It wasn’t really that kind of thing and I don’t think that I would see it that way. You may still be right, but I think we are not as different as you are supposing.
The exact situation in that particular case that I was describing was basically that:
- I happened to have my modem switch on as well as the wifi switch, despite being indoors. A lot of times I turn on modem while on the go, and wifi while indoors, and keep the other of the two switches off
- I initiated a transfer of a substantial portion of my personal savings within my bank into a different type of account
- About 30m after the transfer of money, a bank official tried to call my number. [After I did get a hold of him, he even said most people he calls for this kind of thing take a week to reply so he appreciated that I called him back]
- When he did call, I heard the ringing of the phone because the modem was unusually on at that time, so I figured I would go ahead and break my focus and try to answer. I switched on the microphone that I usually have off, so that I would be able to talk to this bank man, and I then pressed the Chatty icon to answer the call
- The call connected and I said “hello” into it a few times, hearing only dead silence in reply. “I guess maybe my phone is having trouble,” I said into the receiver, and then hung up. I didn’t recognize the number, and I didn’t know who had called, although I probably suspected that it might have been the bank. But I surely didn’t know that at the time.
- Chatty showed an incoming call a second time shortly after. It was the same number again. I was frustrated again, wondering whether Chatty would function as expected if I answered this time. I didn’t know. I wasn’t sure if I could trust the current state of things, because it had just reduced my trust in it from the previous call. So, I let this call go to voice mail.
- Later, I called back the bank guy a different way, using a different proprietary system whose functions maybe aren’t even worth focusing on, because ideally they shall be eliminated from my life in the long term.
- When I talked to the man, he said that in the first call he could hear me say, “Maybe my phone is having a problem” even though I could not hear him at all. So, notably, it seems like that is not the kill switch that is a problem in that situation. It’s a software failure. We did it wrong. Collectively, as a community of people who try to build free software with special licensing and ideology behind it to share with each other, we failed. Or at least I did, because I haven’t taught myself even the proper channels or places to report this kind of failure, or the proper log to read which dang file descriptor of sound information was enumerated stupidly, or what it was.
So, in particular, I would even suggest that you will at some point most likely have a similar problem – if indeed Chatty sometimes cannot playback audio – even if you only make outgoing calls and never incoming calls.

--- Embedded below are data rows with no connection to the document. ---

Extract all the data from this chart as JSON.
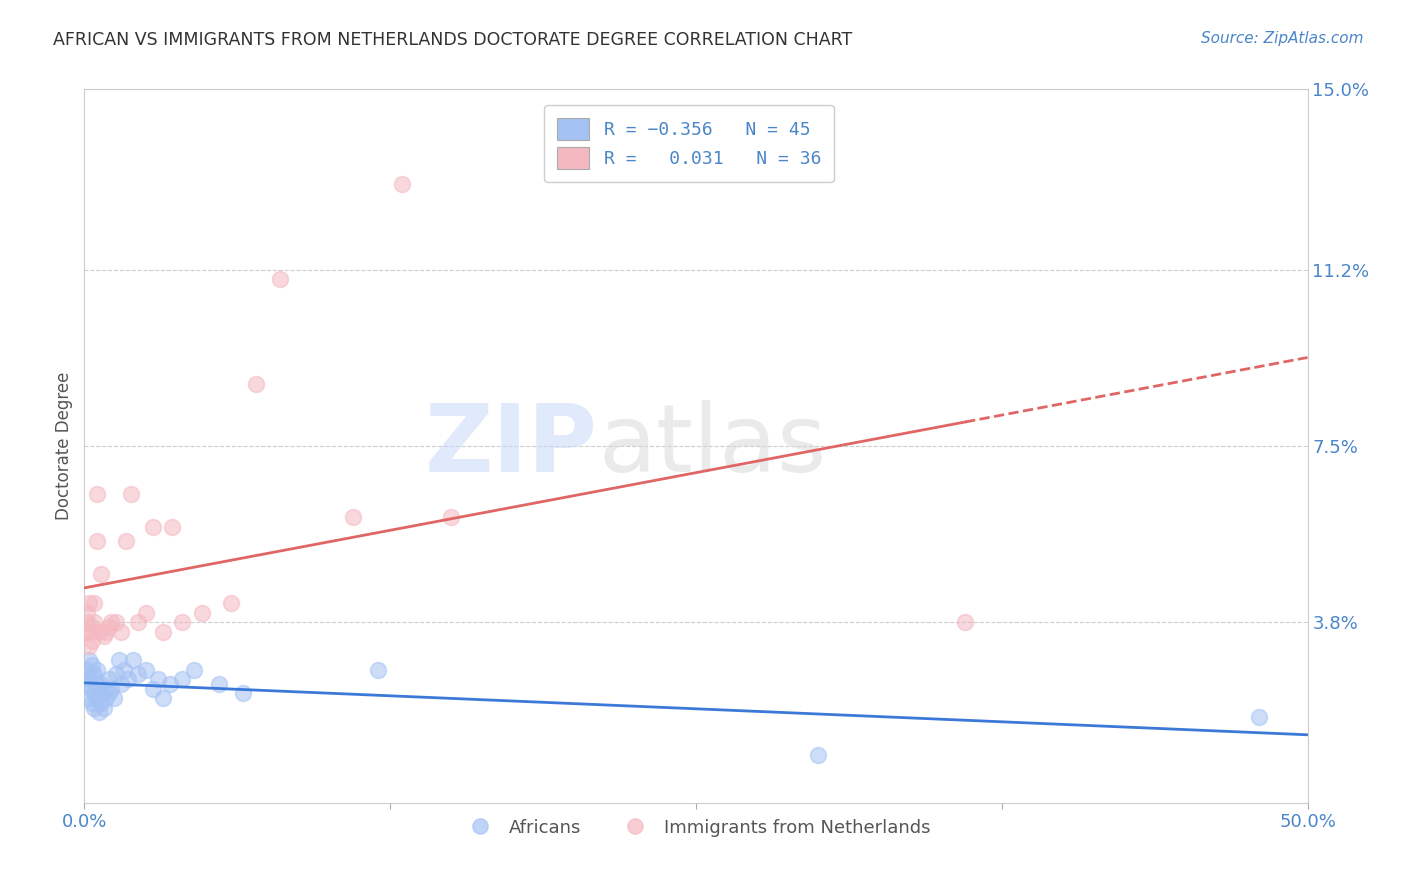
{
  "title": "AFRICAN VS IMMIGRANTS FROM NETHERLANDS DOCTORATE DEGREE CORRELATION CHART",
  "source": "Source: ZipAtlas.com",
  "ylabel": "Doctorate Degree",
  "xlim": [
    0.0,
    0.5
  ],
  "ylim": [
    0.0,
    0.15
  ],
  "yticks": [
    0.038,
    0.075,
    0.112,
    0.15
  ],
  "ytick_labels": [
    "3.8%",
    "7.5%",
    "11.2%",
    "15.0%"
  ],
  "xticks": [
    0.0,
    0.125,
    0.25,
    0.375,
    0.5
  ],
  "xtick_labels": [
    "0.0%",
    "",
    "",
    "",
    "50.0%"
  ],
  "blue_color": "#a4c2f4",
  "pink_color": "#f4b8c1",
  "blue_line_color": "#3c78d8",
  "pink_line_color": "#e06666",
  "africans_x": [
    0.001,
    0.001,
    0.002,
    0.002,
    0.002,
    0.003,
    0.003,
    0.003,
    0.003,
    0.004,
    0.004,
    0.004,
    0.005,
    0.005,
    0.005,
    0.006,
    0.006,
    0.007,
    0.007,
    0.008,
    0.008,
    0.009,
    0.01,
    0.01,
    0.011,
    0.012,
    0.013,
    0.014,
    0.015,
    0.016,
    0.018,
    0.02,
    0.022,
    0.025,
    0.028,
    0.03,
    0.032,
    0.035,
    0.04,
    0.045,
    0.055,
    0.065,
    0.12,
    0.3,
    0.48
  ],
  "africans_y": [
    0.025,
    0.028,
    0.022,
    0.026,
    0.03,
    0.021,
    0.024,
    0.027,
    0.029,
    0.02,
    0.023,
    0.027,
    0.022,
    0.025,
    0.028,
    0.019,
    0.023,
    0.021,
    0.025,
    0.02,
    0.024,
    0.022,
    0.023,
    0.026,
    0.024,
    0.022,
    0.027,
    0.03,
    0.025,
    0.028,
    0.026,
    0.03,
    0.027,
    0.028,
    0.024,
    0.026,
    0.022,
    0.025,
    0.026,
    0.028,
    0.025,
    0.023,
    0.028,
    0.01,
    0.018
  ],
  "netherlands_x": [
    0.001,
    0.001,
    0.001,
    0.002,
    0.002,
    0.002,
    0.003,
    0.003,
    0.004,
    0.004,
    0.005,
    0.005,
    0.006,
    0.007,
    0.008,
    0.009,
    0.01,
    0.011,
    0.013,
    0.015,
    0.017,
    0.019,
    0.022,
    0.025,
    0.028,
    0.032,
    0.036,
    0.04,
    0.048,
    0.06,
    0.07,
    0.08,
    0.11,
    0.13,
    0.15,
    0.36
  ],
  "netherlands_y": [
    0.036,
    0.038,
    0.04,
    0.033,
    0.036,
    0.042,
    0.034,
    0.037,
    0.038,
    0.042,
    0.055,
    0.065,
    0.036,
    0.048,
    0.035,
    0.036,
    0.037,
    0.038,
    0.038,
    0.036,
    0.055,
    0.065,
    0.038,
    0.04,
    0.058,
    0.036,
    0.058,
    0.038,
    0.04,
    0.042,
    0.088,
    0.11,
    0.06,
    0.13,
    0.06,
    0.038
  ],
  "watermark_zip": "ZIP",
  "watermark_atlas": "atlas",
  "background_color": "#ffffff",
  "grid_color": "#cccccc"
}
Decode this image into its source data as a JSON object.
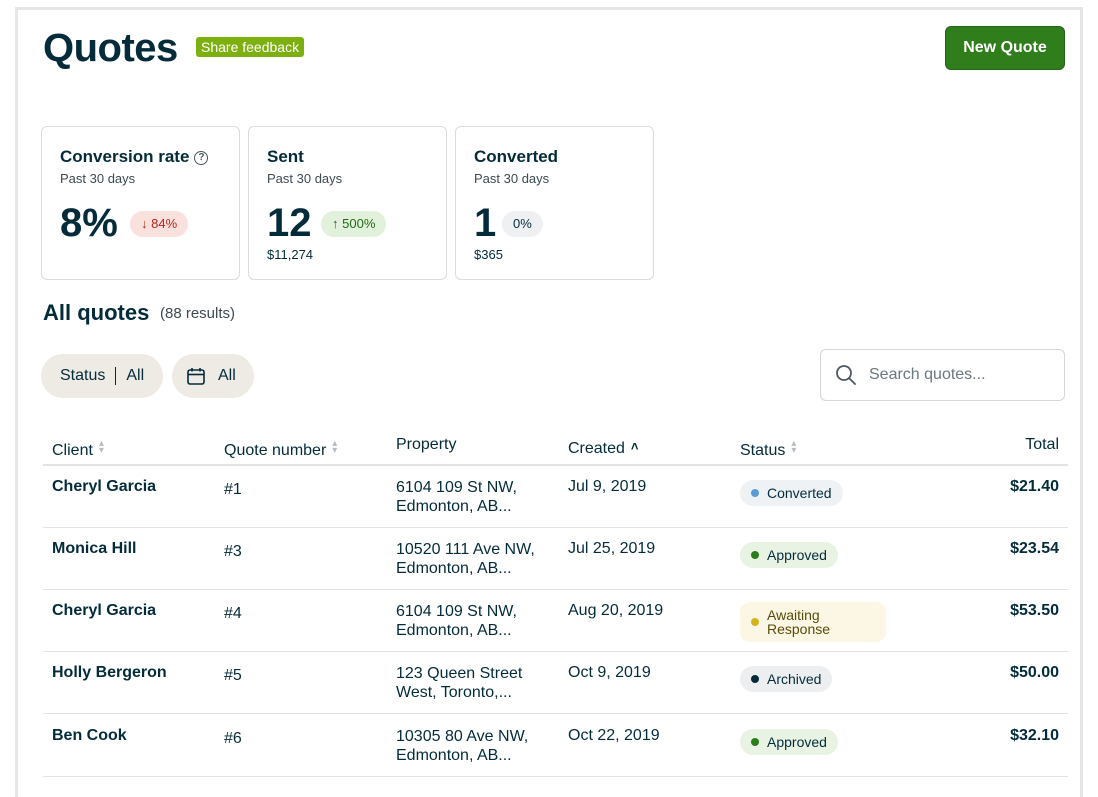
{
  "header": {
    "title": "Quotes",
    "feedback_label": "Share feedback",
    "new_quote_label": "New Quote"
  },
  "cards": [
    {
      "title": "Conversion rate",
      "period": "Past 30 days",
      "value": "8%",
      "change": "84%",
      "direction": "down",
      "amount": ""
    },
    {
      "title": "Sent",
      "period": "Past 30 days",
      "value": "12",
      "change": "500%",
      "direction": "up",
      "amount": "$11,274"
    },
    {
      "title": "Converted",
      "period": "Past 30 days",
      "value": "1",
      "change": "0%",
      "direction": "neutral",
      "amount": "$365"
    }
  ],
  "list": {
    "title": "All quotes",
    "results": "(88 results)"
  },
  "filters": {
    "status_label": "Status",
    "status_value": "All",
    "date_value": "All"
  },
  "search": {
    "placeholder": "Search quotes..."
  },
  "table": {
    "headers": {
      "client": "Client",
      "quote_number": "Quote number",
      "property": "Property",
      "created": "Created",
      "status": "Status",
      "total": "Total"
    },
    "rows": [
      {
        "client": "Cheryl Garcia",
        "quote_number": "#1",
        "property_line1": "6104 109 St NW,",
        "property_line2": "Edmonton, AB...",
        "created": "Jul 9, 2019",
        "status_line1": "Converted",
        "status_line2": "",
        "total": "$21.40"
      },
      {
        "client": "Monica Hill",
        "quote_number": "#3",
        "property_line1": "10520 111 Ave NW,",
        "property_line2": "Edmonton, AB...",
        "created": "Jul 25, 2019",
        "status_line1": "Approved",
        "status_line2": "",
        "total": "$23.54"
      },
      {
        "client": "Cheryl Garcia",
        "quote_number": "#4",
        "property_line1": "6104 109 St NW,",
        "property_line2": "Edmonton, AB...",
        "created": "Aug 20, 2019",
        "status_line1": "Awaiting",
        "status_line2": "Response",
        "total": "$53.50"
      },
      {
        "client": "Holly Bergeron",
        "quote_number": "#5",
        "property_line1": "123 Queen Street",
        "property_line2": "West, Toronto,...",
        "created": "Oct 9, 2019",
        "status_line1": "Archived",
        "status_line2": "",
        "total": "$50.00"
      },
      {
        "client": "Ben Cook",
        "quote_number": "#6",
        "property_line1": "10305 80 Ave NW,",
        "property_line2": "Edmonton, AB...",
        "created": "Oct 22, 2019",
        "status_line1": "Approved",
        "status_line2": "",
        "total": "$32.10"
      }
    ]
  },
  "colors": {
    "primary_green": "#2f7d1b",
    "feedback_green": "#7db00e",
    "text_dark": "#032b3a"
  }
}
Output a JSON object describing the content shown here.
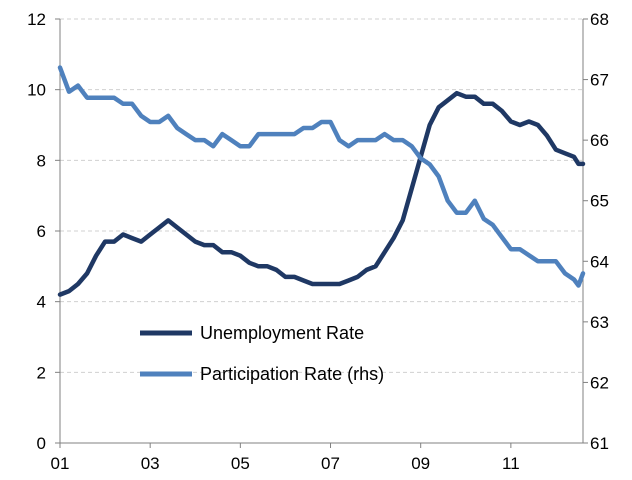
{
  "chart_data": {
    "type": "line",
    "x_tick_labels": [
      "01",
      "03",
      "05",
      "07",
      "09",
      "11"
    ],
    "x_tick_years": [
      2001,
      2003,
      2005,
      2007,
      2009,
      2011
    ],
    "xlim": [
      2001.0,
      2012.6
    ],
    "y_left": {
      "ylim": [
        0,
        12
      ],
      "ticks": [
        0,
        2,
        4,
        6,
        8,
        10,
        12
      ]
    },
    "y_right": {
      "ylim": [
        61,
        68
      ],
      "ticks": [
        61,
        62,
        63,
        64,
        65,
        66,
        67,
        68
      ]
    },
    "grid": {
      "horizontal": true,
      "dashed": true
    },
    "legend": {
      "placement": "lower-center"
    },
    "series": [
      {
        "name": "Unemployment Rate",
        "axis": "left",
        "color": "#1f3864",
        "points": [
          [
            2001.0,
            4.2
          ],
          [
            2001.2,
            4.3
          ],
          [
            2001.4,
            4.5
          ],
          [
            2001.6,
            4.8
          ],
          [
            2001.8,
            5.3
          ],
          [
            2002.0,
            5.7
          ],
          [
            2002.2,
            5.7
          ],
          [
            2002.4,
            5.9
          ],
          [
            2002.6,
            5.8
          ],
          [
            2002.8,
            5.7
          ],
          [
            2003.0,
            5.9
          ],
          [
            2003.2,
            6.1
          ],
          [
            2003.4,
            6.3
          ],
          [
            2003.6,
            6.1
          ],
          [
            2003.8,
            5.9
          ],
          [
            2004.0,
            5.7
          ],
          [
            2004.2,
            5.6
          ],
          [
            2004.4,
            5.6
          ],
          [
            2004.6,
            5.4
          ],
          [
            2004.8,
            5.4
          ],
          [
            2005.0,
            5.3
          ],
          [
            2005.2,
            5.1
          ],
          [
            2005.4,
            5.0
          ],
          [
            2005.6,
            5.0
          ],
          [
            2005.8,
            4.9
          ],
          [
            2006.0,
            4.7
          ],
          [
            2006.2,
            4.7
          ],
          [
            2006.4,
            4.6
          ],
          [
            2006.6,
            4.5
          ],
          [
            2006.8,
            4.5
          ],
          [
            2007.0,
            4.5
          ],
          [
            2007.2,
            4.5
          ],
          [
            2007.4,
            4.6
          ],
          [
            2007.6,
            4.7
          ],
          [
            2007.8,
            4.9
          ],
          [
            2008.0,
            5.0
          ],
          [
            2008.2,
            5.4
          ],
          [
            2008.4,
            5.8
          ],
          [
            2008.6,
            6.3
          ],
          [
            2008.8,
            7.2
          ],
          [
            2009.0,
            8.1
          ],
          [
            2009.2,
            9.0
          ],
          [
            2009.4,
            9.5
          ],
          [
            2009.6,
            9.7
          ],
          [
            2009.8,
            9.9
          ],
          [
            2010.0,
            9.8
          ],
          [
            2010.2,
            9.8
          ],
          [
            2010.4,
            9.6
          ],
          [
            2010.6,
            9.6
          ],
          [
            2010.8,
            9.4
          ],
          [
            2011.0,
            9.1
          ],
          [
            2011.2,
            9.0
          ],
          [
            2011.4,
            9.1
          ],
          [
            2011.6,
            9.0
          ],
          [
            2011.8,
            8.7
          ],
          [
            2012.0,
            8.3
          ],
          [
            2012.2,
            8.2
          ],
          [
            2012.4,
            8.1
          ],
          [
            2012.5,
            7.9
          ],
          [
            2012.6,
            7.9
          ]
        ]
      },
      {
        "name": "Participation Rate (rhs)",
        "axis": "right",
        "color": "#4f81bd",
        "points": [
          [
            2001.0,
            67.2
          ],
          [
            2001.2,
            66.8
          ],
          [
            2001.4,
            66.9
          ],
          [
            2001.6,
            66.7
          ],
          [
            2001.8,
            66.7
          ],
          [
            2002.0,
            66.7
          ],
          [
            2002.2,
            66.7
          ],
          [
            2002.4,
            66.6
          ],
          [
            2002.6,
            66.6
          ],
          [
            2002.8,
            66.4
          ],
          [
            2003.0,
            66.3
          ],
          [
            2003.2,
            66.3
          ],
          [
            2003.4,
            66.4
          ],
          [
            2003.6,
            66.2
          ],
          [
            2003.8,
            66.1
          ],
          [
            2004.0,
            66.0
          ],
          [
            2004.2,
            66.0
          ],
          [
            2004.4,
            65.9
          ],
          [
            2004.6,
            66.1
          ],
          [
            2004.8,
            66.0
          ],
          [
            2005.0,
            65.9
          ],
          [
            2005.2,
            65.9
          ],
          [
            2005.4,
            66.1
          ],
          [
            2005.6,
            66.1
          ],
          [
            2005.8,
            66.1
          ],
          [
            2006.0,
            66.1
          ],
          [
            2006.2,
            66.1
          ],
          [
            2006.4,
            66.2
          ],
          [
            2006.6,
            66.2
          ],
          [
            2006.8,
            66.3
          ],
          [
            2007.0,
            66.3
          ],
          [
            2007.2,
            66.0
          ],
          [
            2007.4,
            65.9
          ],
          [
            2007.6,
            66.0
          ],
          [
            2007.8,
            66.0
          ],
          [
            2008.0,
            66.0
          ],
          [
            2008.2,
            66.1
          ],
          [
            2008.4,
            66.0
          ],
          [
            2008.6,
            66.0
          ],
          [
            2008.8,
            65.9
          ],
          [
            2009.0,
            65.7
          ],
          [
            2009.2,
            65.6
          ],
          [
            2009.4,
            65.4
          ],
          [
            2009.6,
            65.0
          ],
          [
            2009.8,
            64.8
          ],
          [
            2010.0,
            64.8
          ],
          [
            2010.2,
            65.0
          ],
          [
            2010.4,
            64.7
          ],
          [
            2010.6,
            64.6
          ],
          [
            2010.8,
            64.4
          ],
          [
            2011.0,
            64.2
          ],
          [
            2011.2,
            64.2
          ],
          [
            2011.4,
            64.1
          ],
          [
            2011.6,
            64.0
          ],
          [
            2011.8,
            64.0
          ],
          [
            2012.0,
            64.0
          ],
          [
            2012.2,
            63.8
          ],
          [
            2012.4,
            63.7
          ],
          [
            2012.5,
            63.6
          ],
          [
            2012.6,
            63.8
          ]
        ]
      }
    ]
  }
}
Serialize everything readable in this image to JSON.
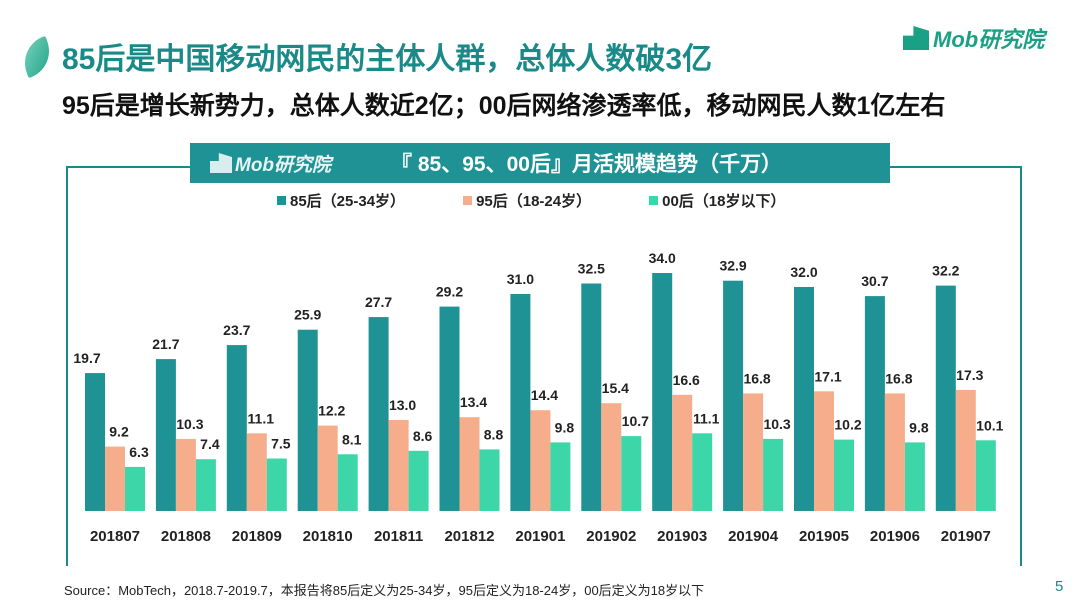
{
  "header": {
    "title": "85后是中国移动网民的主体人群，总体人数破3亿",
    "subtitle": "95后是增长新势力，总体人数近2亿；00后网络渗透率低，移动网民人数1亿左右",
    "logo": "Mob研究院"
  },
  "chart_data": {
    "type": "bar",
    "title": "『 85、95、00后』月活规模趋势（千万）",
    "banner_logo": "Mob研究院",
    "categories": [
      "201807",
      "201808",
      "201809",
      "201810",
      "201811",
      "201812",
      "201901",
      "201902",
      "201903",
      "201904",
      "201905",
      "201906",
      "201907"
    ],
    "series": [
      {
        "name": "85后（25-34岁）",
        "color": "#1e9294",
        "values": [
          19.7,
          21.7,
          23.7,
          25.9,
          27.7,
          29.2,
          31.0,
          32.5,
          34.0,
          32.9,
          32.0,
          30.7,
          32.2
        ]
      },
      {
        "name": "95后（18-24岁）",
        "color": "#f6ad8c",
        "values": [
          9.2,
          10.3,
          11.1,
          12.2,
          13.0,
          13.4,
          14.4,
          15.4,
          16.6,
          16.8,
          17.1,
          16.8,
          17.3
        ]
      },
      {
        "name": "00后（18岁以下）",
        "color": "#3dd6a8",
        "values": [
          6.3,
          7.4,
          7.5,
          8.1,
          8.6,
          8.8,
          9.8,
          10.7,
          11.1,
          10.3,
          10.2,
          9.8,
          10.1
        ]
      }
    ],
    "legend": "top",
    "grid": false,
    "data_labels": true
  },
  "footer": {
    "source": "Source：MobTech，2018.7-2019.7，本报告将85后定义为25-34岁，95后定义为18-24岁，00后定义为18岁以下",
    "page": "5"
  }
}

Saying that your policies are different from mine, I would figure, is almost just a distraction from the fact that these systems failed and it wasn’t the hardware switch being switched the wrong way, and it wasn’t even really a failure for me to be available. It was a failure of the “call function” that I did not write myself, so I did not study how to debug. And anybody who uses the “call function” is liable to potentially have this problem until the bug is isolated and resolved.
Maybe I’m wrong. Maybe you only constrain yourself to using your favorite XMPP app for calls, and so Chatty just simply doesn’t matter to you. Even if so, I don’t think that stops us from continuing to discuss the sort of problem I was facing, because it is a seemingly real problem with the software of the Librem 5 and also not really dependent on any desire whether to be available or not. I assume I would have had the same problem if I didn’t notice the call until 5 hours later, saw a missed call, and then called that guy on the Librem 5. Some how, some way, there is a bug in Chatty and it dropped all incoming audio data. The cause was probably either (1) that I switched on the mic switch prior to answering the Chatty call but after it registered an incoming call was available, or (2) that I might have plugged in earbuds and expected them to be plug-and-play while Chatty was already open waiting for me to click the button to answer a call. But I have not spent further time to isolate that.
So, I think that a difference of opinion on whether to be reliably contacted is one thing, but I almost feel like it is a distraction from the more important problem: whether I only make 1 outgoing call with the phone features per year, or whether I take 1000 incoming calls per year, until the free software community can identify, record, reproduce, and fix all the bugs in Chatty I believe there truly is a value to having a “backup” or “second system” to check for bugs. And maybe some people only use data, and only use XMPP, but for those who do occasionally use the other features it is valuable to have a second system to continually verify that they are actually working, at least until we reach a future where they are always working reliably for the long term (at which time, I’m sure, big telecommunications companies will try to make pull requests to break them under the guise of legitimate contributions, and it will be up to us to turn them down).
Now, maybe I spent too long over-focusing on how I am seeing this differently than what you described, but I really think there is an issue that could be considered here that isn’t simply a matter of throwing up our hands and saying that I’m compromised/unable to achieve freedom, simply because I feel there is utility to me to have texting and calling that always works in some way – or that failing, that I can at least always know if I missed something, at least at those times that I choose to look.
And, all of this, distracts away from my other problem, which is that I don’t want my Librem 5 to send messages to Mozilla Location Services [Powered By Amazon] anymore, so that Amazon will not have a location history of where my device has been!